Danger Lurking!

Dear Readers, there is always drama going on in the garden. Sometimes it’s spectacular, as when the heron visited a few years ago, or when the sparrowhawk wreaks mayhem with the woodpigeons. But normally it’s on a tiny scale, and I have to stand still and ‘get my eye in’ to notice it. Take this spider lurking on the hemp agrimony, for example. It looks like a blob of Tippex, but it has pale green markings on its abdomen and thorax – it’s on the right of the plant, towards the top. If you look closely, you’ll see that it has its ‘arms’ wide open, as if hoping to embrace an old friend. Well, clearly what it’s actually after is a tasty meal, because I only noticed it when it got very excited and moved after a honeybee landed. Oh the suspense!

Fortunately for the bee, it never got quite close enough for the spider to pounce, and so it made its getaway unmolested. The little moth on the left-hand side is a mint moth, also known as purple-and-gold, which is probably having a break from all the water mint that has taken over my pond this year. It shouldn’t be too relaxed, though – the spider will happily chomp a moth if one comes within reach. I think I now understand why I found a dead and desiccated brimstone moth tucked into one of the hemp agrimony flowers last week.

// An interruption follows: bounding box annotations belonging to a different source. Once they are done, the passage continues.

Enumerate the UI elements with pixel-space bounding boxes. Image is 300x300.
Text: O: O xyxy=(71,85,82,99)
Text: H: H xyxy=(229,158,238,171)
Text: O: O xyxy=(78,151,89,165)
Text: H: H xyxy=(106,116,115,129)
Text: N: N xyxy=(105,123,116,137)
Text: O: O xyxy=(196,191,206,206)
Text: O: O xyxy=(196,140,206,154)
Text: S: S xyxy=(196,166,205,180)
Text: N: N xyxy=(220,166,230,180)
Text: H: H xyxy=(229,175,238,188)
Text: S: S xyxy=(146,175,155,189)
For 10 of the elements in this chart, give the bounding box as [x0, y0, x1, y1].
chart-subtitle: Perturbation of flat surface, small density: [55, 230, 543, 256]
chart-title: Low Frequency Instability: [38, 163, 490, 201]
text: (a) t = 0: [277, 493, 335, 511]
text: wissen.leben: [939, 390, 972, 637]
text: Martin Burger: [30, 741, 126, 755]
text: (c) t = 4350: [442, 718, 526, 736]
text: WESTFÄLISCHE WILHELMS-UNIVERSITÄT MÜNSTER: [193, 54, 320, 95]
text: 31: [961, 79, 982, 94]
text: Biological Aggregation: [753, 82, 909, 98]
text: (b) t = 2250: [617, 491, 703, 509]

I’m pretty sure that this is the Common Candy-Striped Spider (Enoplognatha ovata), as a very similar spider was identified in the garden a few weeks ago. Why candy-striped when it’s clearly mostly white and green? Well, there are three colour forms, with varying degrees of  pink stripy-ness. I was lucky enough to spot this one, which illustrates the point rather better.

What fine spiders these are! Apparently the females have a bluish egg sac, which they hide away in a rolled leaf. I shall have to have another look. The garden is always full of surprises.